A new study has found that most low-carb beers have a similar amount of carbohydrates and kilojoules as regular beer.
The idea that low-carb could be a healthy choice of booze is a "big fat myth", according to a new study.
The study - undertaken by Cancer Council Victoria and public health group LiveLighter - found most low-carb beers had a similar amount of carbohydrates and kilojoules as regular beer.
Campaign manager and dietitian at LiveLighter Alison McAleese said marketing certain beers as low-carb is "doing nothing more than giving these beers a false healthy halo".
"They're not healthy and drinking them certainly won't prevent weight gain."
On average, a typical lager or ale has just 1.4 grams of carbohydrates per 100ml, while low carb Pure Blonde has just over 0.5 grams and lower carb Carlton Dry actually has 1.9 grams.
Alcohol, not carbohydrates, doing damage
Ms McAleese stressed most beers are already relatively low in carbohydrates, and it's actually the alcohol, not carbs, making beer so high in kilojoules.
"Around 80 per cent of the kilojoules in a typical beer come from the alcohol itself, while only around 15 per cent come from carbohydrates and less than one per cent from sugar,” Ms McAleese said.
"At the end of the day it's the alcohol in beer, not the carbohydrates, that does the damage to your waistline and puts you at greater risks of serious health problems, including cancer."
This led the groups to call low-carb beer a "big fat myth" and ask the Federal Government to make nutrition labelling mandatory on all alcohol products.
Ms McAleese said the best way to avoid weight gain and reduce health risks was "to choose lower alcohol beer and cut back".
The study found that there was significant misunderstanding around low-carb beer.
"More than one in three men (35 per cent) incorrectly think low-carb beer is healthy (while) one in five (22 per cent) women also mistakenly think low-carb beer is a healthy option."
Head of Prevention at Cancer Council Victoria Craig Sinclair also said that if kilojoule reduction was the goal, people were better off "choosing lower alcohol beer or, better yet, cutting back on the amount of alcohol they are drinking".
"The unwanted weight gain from the empty kilojoules in beer can lead to obesity, which increases the risk of 13 types of cancer, type 2 diabetes, heart and kidney disease, and stroke," Mr Sinclair said.
"But it gets worse.
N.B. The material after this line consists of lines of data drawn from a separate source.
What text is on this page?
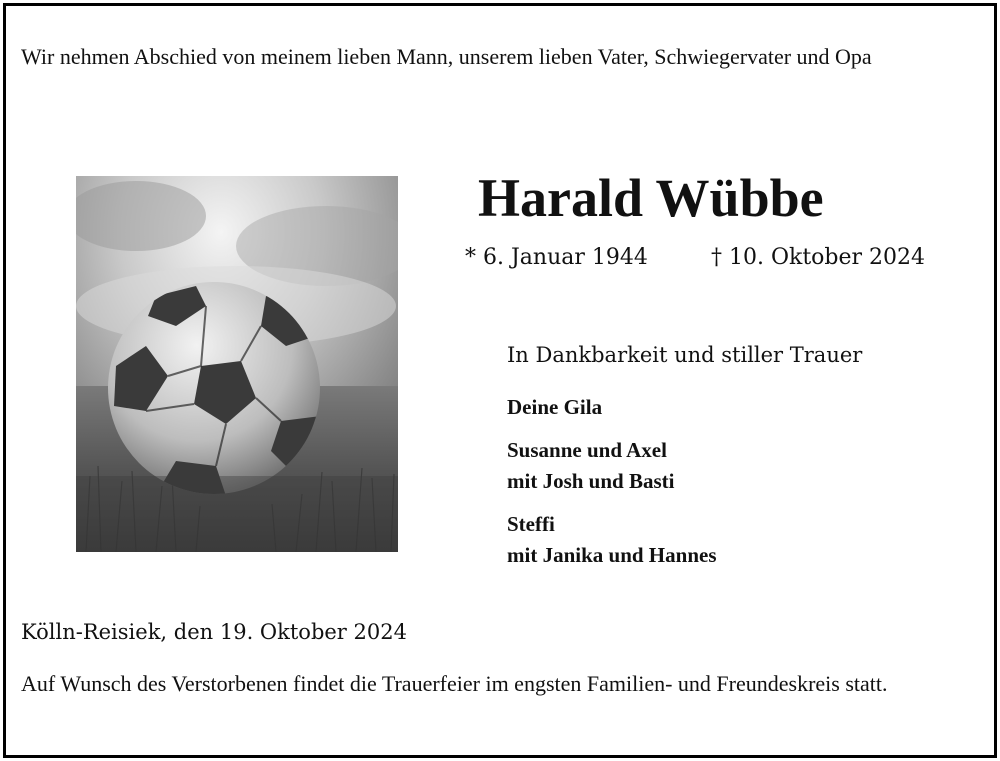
Wir nehmen Abschied von meinem lieben Mann, unserem lieben Vater, Schwiegervater und Opa
Harald Wübbe
* 6. Januar 1944	† 10. Oktober 2024
In Dankbarkeit und stiller Trauer
Deine Gila
Susanne und Axel
mit Josh und Basti
Steffi
mit Janika und Hannes
Kölln-Reisiek, den 19. Oktober 2024
Auf Wunsch des Verstorbenen findet die Trauerfeier im engsten Familien- und Freundeskreis statt.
Alcohol is also a known cause of cancer and has been recognised by the World Health Organisation as a Group 1 carcinogen - the highest classification available ... The more alcohol you drink, the greater your risk of cancer."
He recommended no more than two standard drinks on any day and to avoid binge drinking, which is drinking of more than four standard drinks in a sitting.
Responding to the study, Carlton United Breweries (CUB) told ABC News that nutritional information about Pure Blonde was displayed on the label "as we know this is important to Pure Blonde consumers", and nutritional information for all the company's beers was available online.
"CUB uses a brewing process for our low carbohydrate beer that utilises an enzyme that breaks down residual carbohydrates in the beer," it said.
"Beer is a great beverage, that like most foods and drinks should of course be enjoyed in moderation."